The Europe Talks first-time voters event

39 participants from 24 EU countries. All of them under 23, and all will be voting for the first time in the upcoming EU elections. What happened at the Europe Talks x FTV event on May 31? Read on to find out.

Jun 6, 2024

By Madeleine Ghatavi

Europe Talks x FTV

Last Friday, May 31st, saw young people from nearly every country in the EU come together in Berlin to workshop solutions for Europe in anticipation of the upcoming European Parliament elections. 39 first-time Voters from 24 different countries were selected as applicants and divided into four groups relating to Security, Identity, Migration and Mobility. The First Time Voters Program was organized as part of Europe Talks, in collaboration with ZEIT ONLINE and Are We Europe, and was the first event to be hosted by Publix, a new space for media in Berlin.

The day began with opening speeches from mentors and project leads, including Sara Cooper and Sabrina Faramarzi. Each group was assigned a mentor with expertise in their given topic. The Security group was led by Sebastian Horn, head of AI at DIE ZEIT; the Identity group was led by Nicole Kleeb, Project Manager for Now Europe at the Bertelsmann Foundation; the Migration group was led by Vanessa Vu, editor in the X department at ZEIT ONLINE and co-author of Komm dahin, wo es still ist. Eine Erkundung. ; and the Mobility group was led by Viola Keel, science editor at ZEIT ONLINE.

Under the guidance of mentors and design coaches from Are We Europe, participants embarked on design sprints to answer the four challenge questions presented to each group. First, each group worked with their mentor to create a common framework for approaching the question related to their topic. Then, design coaches were introduced to give strategies for breaking down and forming solutions to the questions. At the end of the day, each group presented their solutions to an audience of journalists, civil society actors, foundations, and other invited guests.

The four challenge questions to be answered were:

  1. Security: how can Europe protect itself against foreign state aggression?

  2. Identity: what should be the role of the EU in coming decades?

  3. Migration: how should Europe manage migration and emigration?

  4. Mobility: what does the future of mobility in Europe look like?

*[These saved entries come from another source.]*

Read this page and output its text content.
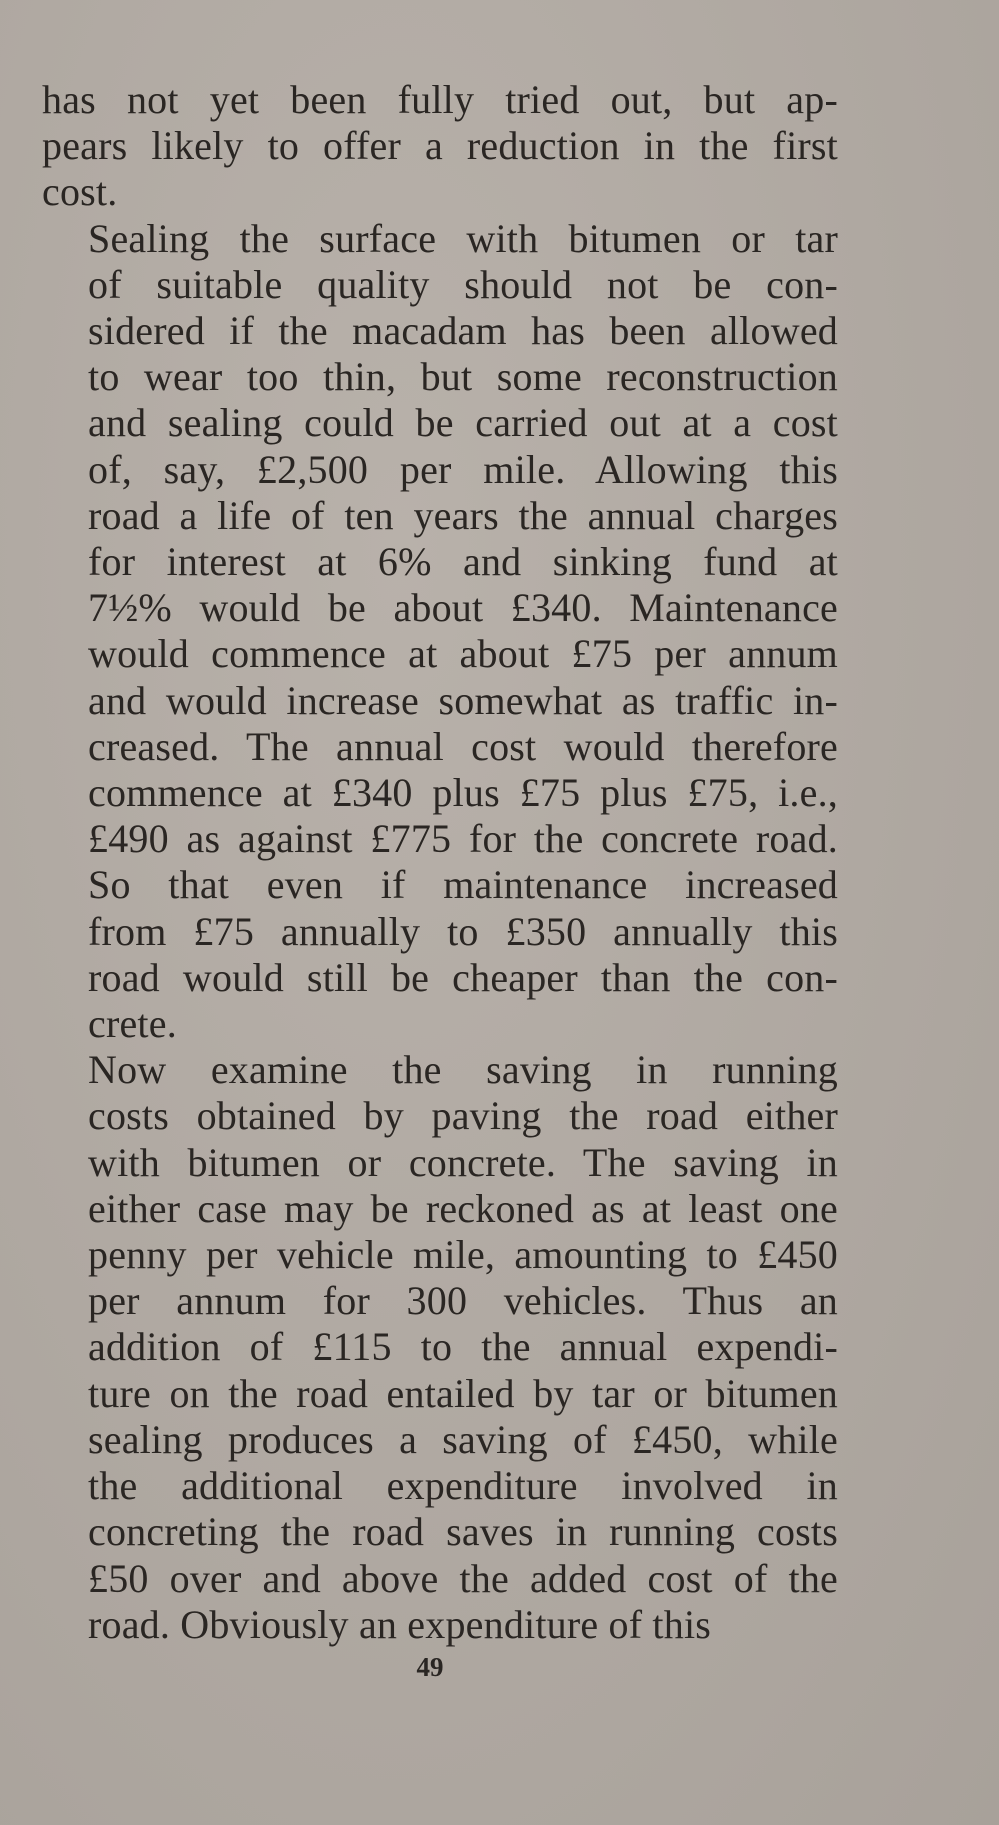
has not yet been fully tried out, but ap-
pears likely to offer a reduction in the first
cost.

Sealing the surface with bitumen or tar
of suitable quality should not be con-
sidered if the macadam has been allowed
to wear too thin, but some reconstruction
and sealing could be carried out at a cost
of, say, £2,500 per mile. Allowing this
road a life of ten years the annual charges
for interest at 6% and sinking fund at
7½% would be about £340. Maintenance
would commence at about £75 per annum
and would increase somewhat as traffic in-
creased. The annual cost would therefore
commence at £340 plus £75 plus £75, i.e.,
£490 as against £775 for the concrete road.
So that even if maintenance increased
from £75 annually to £350 annually this
road would still be cheaper than the con-
crete.

Now examine the saving in running
costs obtained by paving the road either
with bitumen or concrete. The saving in
either case may be reckoned as at least one
penny per vehicle mile, amounting to £450
per annum for 300 vehicles. Thus an
addition of £115 to the annual expendi-
ture on the road entailed by tar or bitumen
sealing produces a saving of £450, while
the additional expenditure involved in
concreting the road saves in running costs
£50 over and above the added cost of the
road. Obviously an expenditure of this

49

The security group brought a diversity of perspectives to the table. Their proposed solutions included mining more fossil fuels to maintain economic sovereignty under Russian aggression, even at the expense of the planet. They also proposed that the EU invest heavily in creating its own ammonia, which would allow the domestic production of weapons and increase food supply. They also proposed de-weaponization and pacifist culture-building as strong elements of the EU’s foreign policy, and allocating resources for open dialogue between generational groups and education to reduce misinformation among vulnerable segments of the population.

The migration group’s proposals focused on fostering empathy for people with migration history, to help Europe become a leading society in inclusion and integration. They also emphasized the importance of recognizing the humanity of asylum seekers, for example, through individual interviews, and of informing them of their human rights. They also came up with a concrete solution that could be built and implemented immediately: a database for migrants and asylum seekers that captures each person’s education, talents, and interests, which would allow their skills to be matched to areas of need across Europe. The initiative would also interview migrants and asylum seekers to get a holistic view of who they are as people, and help them access information about their rights and available resources.

The identity group started by defining what a “European identity” means, and the tension that exists between feeling “European”, and national citizenship. Their solutions addressed the need to connect European identity with the local realities of people who don’t feel European, particularly young people in rural areas without access to higher education, for whom the EU feels inaccessible. They proposed an “EU in the Palm of your Hands” program to create local chapters of interest groups around the EU, who could connect across different countries for activities and cultural exchanges. They also proposed more opportunities for people without access to elite programs like Erasmus to travel and experience other parts of the EU. Finally, they suggested an improved marketing strategy to drive down the perception of the EU as elitist.

The mobility group also came up with a program to bring the EU to local communities. They suggested a “Wheels of Europe” initiative that would involve a pan-European bus traveling to local communities to promote sustainable transport and giving out incentives along the way. The goal of the program would be to raise awareness of using public transport and the EU rail network. But one of the biggest barriers to using public transport is accessibility. So the group also proposed an EU-wide accessibility survey, where citizens can register issues with their local public transport systems to be fixed. They also proposed a tax for single-use vehicles that would be a sliding scale based on fuel efficiency, which would be put towards subsidizing transport for students, seniors and people of low-income backgrounds in countries with the greatest need.